Um dieses Problem zu lösen, erwähnt Karpathy die in der von Meta veröffentlichten Llama3.1-Arbeit vorgeschlagene Lösung. Die Arbeit schlägt vor, im Nachtraining eine Modellanpassung zu erreichen, damit das Modell ein Selbstverständnis entwickelt und weiß, was es weiß. Das bloße Hinzufügen von Faktenwissen kann Halluzinationsprobleme nicht beseitigen.

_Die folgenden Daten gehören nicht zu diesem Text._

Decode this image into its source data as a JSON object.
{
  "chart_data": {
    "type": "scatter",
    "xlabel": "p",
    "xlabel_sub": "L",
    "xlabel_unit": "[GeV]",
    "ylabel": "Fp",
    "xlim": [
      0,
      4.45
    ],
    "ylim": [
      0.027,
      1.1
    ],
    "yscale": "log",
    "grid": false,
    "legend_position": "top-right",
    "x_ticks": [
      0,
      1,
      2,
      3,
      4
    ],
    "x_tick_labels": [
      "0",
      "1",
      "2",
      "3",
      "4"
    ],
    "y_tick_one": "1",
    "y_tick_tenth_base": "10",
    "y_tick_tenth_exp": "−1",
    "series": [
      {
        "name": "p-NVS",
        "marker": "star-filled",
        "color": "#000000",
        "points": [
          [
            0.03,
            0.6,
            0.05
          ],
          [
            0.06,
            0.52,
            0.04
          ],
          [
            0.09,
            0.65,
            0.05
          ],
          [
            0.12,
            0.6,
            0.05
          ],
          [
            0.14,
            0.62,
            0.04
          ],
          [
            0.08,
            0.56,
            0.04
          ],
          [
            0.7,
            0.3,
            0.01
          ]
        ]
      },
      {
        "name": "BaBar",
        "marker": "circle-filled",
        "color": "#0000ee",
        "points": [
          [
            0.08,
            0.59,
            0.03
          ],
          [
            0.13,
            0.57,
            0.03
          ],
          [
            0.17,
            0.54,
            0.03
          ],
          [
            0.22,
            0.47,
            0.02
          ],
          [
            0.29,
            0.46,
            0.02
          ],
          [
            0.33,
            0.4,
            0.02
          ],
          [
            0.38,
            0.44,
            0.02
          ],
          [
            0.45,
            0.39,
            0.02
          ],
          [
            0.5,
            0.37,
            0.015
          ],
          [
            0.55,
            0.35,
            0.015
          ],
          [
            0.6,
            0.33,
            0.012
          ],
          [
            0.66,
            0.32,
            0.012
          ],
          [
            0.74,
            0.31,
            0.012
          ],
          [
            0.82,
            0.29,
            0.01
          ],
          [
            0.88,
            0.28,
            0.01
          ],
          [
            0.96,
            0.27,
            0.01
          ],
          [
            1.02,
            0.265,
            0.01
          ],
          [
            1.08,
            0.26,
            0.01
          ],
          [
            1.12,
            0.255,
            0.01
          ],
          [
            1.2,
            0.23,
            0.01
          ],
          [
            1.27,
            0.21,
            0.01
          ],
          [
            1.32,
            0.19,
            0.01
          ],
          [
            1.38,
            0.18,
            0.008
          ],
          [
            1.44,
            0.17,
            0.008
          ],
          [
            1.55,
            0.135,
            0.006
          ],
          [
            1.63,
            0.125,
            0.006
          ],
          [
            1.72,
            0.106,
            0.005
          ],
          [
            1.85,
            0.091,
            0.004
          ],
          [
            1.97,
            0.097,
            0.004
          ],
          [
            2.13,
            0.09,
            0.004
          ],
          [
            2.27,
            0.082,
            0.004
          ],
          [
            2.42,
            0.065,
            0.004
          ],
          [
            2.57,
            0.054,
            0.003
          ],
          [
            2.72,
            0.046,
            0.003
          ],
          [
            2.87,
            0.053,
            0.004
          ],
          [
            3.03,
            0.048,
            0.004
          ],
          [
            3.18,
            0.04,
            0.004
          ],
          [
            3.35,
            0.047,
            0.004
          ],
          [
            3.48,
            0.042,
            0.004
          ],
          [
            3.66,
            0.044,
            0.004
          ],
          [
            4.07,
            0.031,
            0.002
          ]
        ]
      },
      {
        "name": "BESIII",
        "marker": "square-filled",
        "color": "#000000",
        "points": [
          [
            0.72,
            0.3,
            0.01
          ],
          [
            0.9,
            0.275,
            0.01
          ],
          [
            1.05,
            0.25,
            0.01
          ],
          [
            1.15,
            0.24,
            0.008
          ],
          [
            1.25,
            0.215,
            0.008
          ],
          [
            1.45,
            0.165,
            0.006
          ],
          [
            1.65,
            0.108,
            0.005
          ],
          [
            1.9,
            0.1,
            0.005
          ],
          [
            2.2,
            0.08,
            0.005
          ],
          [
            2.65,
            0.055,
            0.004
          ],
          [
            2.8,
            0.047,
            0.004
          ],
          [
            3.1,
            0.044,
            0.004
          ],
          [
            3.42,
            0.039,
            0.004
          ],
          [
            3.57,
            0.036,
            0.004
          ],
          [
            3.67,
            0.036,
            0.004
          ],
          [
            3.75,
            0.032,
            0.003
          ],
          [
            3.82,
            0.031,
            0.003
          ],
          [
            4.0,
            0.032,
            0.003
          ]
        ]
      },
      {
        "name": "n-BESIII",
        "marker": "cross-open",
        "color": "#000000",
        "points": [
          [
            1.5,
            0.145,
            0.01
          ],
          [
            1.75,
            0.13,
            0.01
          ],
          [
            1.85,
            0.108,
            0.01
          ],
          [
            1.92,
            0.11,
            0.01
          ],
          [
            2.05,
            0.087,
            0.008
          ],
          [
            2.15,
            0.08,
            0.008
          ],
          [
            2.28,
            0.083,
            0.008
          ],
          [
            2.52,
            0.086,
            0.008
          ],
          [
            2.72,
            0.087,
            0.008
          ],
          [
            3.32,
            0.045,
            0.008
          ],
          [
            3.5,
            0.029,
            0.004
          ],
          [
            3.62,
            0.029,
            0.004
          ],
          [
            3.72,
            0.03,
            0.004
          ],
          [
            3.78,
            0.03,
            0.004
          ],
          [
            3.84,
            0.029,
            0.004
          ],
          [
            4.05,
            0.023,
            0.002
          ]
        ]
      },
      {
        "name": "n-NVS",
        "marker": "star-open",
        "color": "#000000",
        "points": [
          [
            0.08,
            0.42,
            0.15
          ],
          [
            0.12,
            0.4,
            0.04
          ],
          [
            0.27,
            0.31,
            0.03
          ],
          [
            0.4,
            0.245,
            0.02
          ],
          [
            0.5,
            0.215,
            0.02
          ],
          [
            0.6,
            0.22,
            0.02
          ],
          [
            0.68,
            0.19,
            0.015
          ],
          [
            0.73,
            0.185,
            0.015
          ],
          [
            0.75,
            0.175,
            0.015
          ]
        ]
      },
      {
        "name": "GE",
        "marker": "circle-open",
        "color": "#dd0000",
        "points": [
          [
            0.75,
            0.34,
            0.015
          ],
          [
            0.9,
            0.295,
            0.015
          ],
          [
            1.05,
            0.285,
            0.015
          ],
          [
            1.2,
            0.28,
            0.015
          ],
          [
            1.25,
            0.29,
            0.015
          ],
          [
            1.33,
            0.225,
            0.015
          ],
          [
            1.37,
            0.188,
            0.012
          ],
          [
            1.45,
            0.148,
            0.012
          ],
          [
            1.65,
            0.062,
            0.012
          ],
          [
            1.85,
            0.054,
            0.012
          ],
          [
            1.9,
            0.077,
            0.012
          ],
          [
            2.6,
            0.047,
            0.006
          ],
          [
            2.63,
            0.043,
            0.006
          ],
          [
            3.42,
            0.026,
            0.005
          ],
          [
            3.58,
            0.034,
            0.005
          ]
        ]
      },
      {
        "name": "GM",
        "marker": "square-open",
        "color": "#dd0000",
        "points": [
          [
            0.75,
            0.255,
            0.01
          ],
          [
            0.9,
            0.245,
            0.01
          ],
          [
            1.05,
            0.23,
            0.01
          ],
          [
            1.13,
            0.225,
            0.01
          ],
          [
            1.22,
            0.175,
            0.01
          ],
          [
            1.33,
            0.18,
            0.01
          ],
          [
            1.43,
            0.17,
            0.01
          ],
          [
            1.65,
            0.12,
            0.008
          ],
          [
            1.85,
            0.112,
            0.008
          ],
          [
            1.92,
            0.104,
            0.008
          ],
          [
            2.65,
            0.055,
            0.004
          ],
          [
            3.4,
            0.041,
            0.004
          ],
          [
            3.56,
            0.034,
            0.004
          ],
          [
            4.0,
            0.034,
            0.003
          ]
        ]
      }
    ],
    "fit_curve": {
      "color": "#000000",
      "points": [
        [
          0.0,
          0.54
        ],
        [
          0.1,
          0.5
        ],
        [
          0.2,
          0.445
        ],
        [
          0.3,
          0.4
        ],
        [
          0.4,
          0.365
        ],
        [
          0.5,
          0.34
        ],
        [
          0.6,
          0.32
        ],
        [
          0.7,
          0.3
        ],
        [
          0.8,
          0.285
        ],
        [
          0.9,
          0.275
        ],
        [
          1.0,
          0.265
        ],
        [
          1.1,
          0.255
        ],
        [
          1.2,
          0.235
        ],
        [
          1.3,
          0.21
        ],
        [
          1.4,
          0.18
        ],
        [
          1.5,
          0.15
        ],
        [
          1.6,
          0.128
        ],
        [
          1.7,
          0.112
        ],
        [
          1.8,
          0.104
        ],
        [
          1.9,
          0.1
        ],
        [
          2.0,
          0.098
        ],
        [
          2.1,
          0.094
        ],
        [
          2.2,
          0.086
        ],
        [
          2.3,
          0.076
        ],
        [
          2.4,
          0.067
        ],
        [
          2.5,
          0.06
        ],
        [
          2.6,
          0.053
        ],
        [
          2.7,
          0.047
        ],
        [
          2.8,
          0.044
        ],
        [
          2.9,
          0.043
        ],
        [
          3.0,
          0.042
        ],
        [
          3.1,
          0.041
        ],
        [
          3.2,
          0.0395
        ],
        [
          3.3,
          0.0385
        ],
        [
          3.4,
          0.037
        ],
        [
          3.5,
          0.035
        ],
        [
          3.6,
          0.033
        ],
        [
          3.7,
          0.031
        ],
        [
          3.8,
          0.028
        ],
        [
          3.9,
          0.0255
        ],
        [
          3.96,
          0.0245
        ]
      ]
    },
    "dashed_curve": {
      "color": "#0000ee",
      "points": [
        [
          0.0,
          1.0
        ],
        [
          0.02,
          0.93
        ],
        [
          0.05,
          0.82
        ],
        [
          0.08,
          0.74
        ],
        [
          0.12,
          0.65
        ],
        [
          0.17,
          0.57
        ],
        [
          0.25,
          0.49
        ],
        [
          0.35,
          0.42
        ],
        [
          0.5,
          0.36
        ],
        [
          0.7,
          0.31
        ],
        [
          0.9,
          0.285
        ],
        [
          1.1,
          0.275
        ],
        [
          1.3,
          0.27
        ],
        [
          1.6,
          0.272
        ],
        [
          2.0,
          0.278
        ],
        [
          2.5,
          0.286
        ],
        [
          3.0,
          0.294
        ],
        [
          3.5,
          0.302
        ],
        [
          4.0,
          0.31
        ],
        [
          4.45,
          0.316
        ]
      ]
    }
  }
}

Das Llama-Team schlägt eine Trainingsmethode namens „Wissensdetektion“ vor, die das Modell dazu anregt, nur Fragen zu beantworten, die es versteht, und die Generierung unsicherer Antworten zu vermeiden.

Karpathy ist der Ansicht, dass die derzeitigen Fähigkeiten der KI zwar verschiedene Probleme aufweisen, dies aber keinen grundlegenden Mangel darstellt und es auch praktikable Lösungen gibt. Er schlägt vor, dass die derzeitige KI-Trainingsmethode lediglich darin besteht, „menschliche Labels nachzuahmen und die Skalierung zu erweitern“. Um die Intelligenz der KI weiter zu verbessern, müssen im gesamten Entwicklungsstack mehr Arbeiten durchgeführt werden.

Bis das Problem vollständig gelöst ist, sollten LLMs in Produktionsumgebungen nur für Aufgaben eingesetzt werden, für die sie geeignet sind. Man sollte auf die „gezackten Kanten“ achten und stets die Beteiligung von Menschen gewährleisten. Nur so können wir das Potenzial der KI optimal nutzen und gleichzeitig die Risiken vermeiden, die sich aus ihren Grenzen ergeben.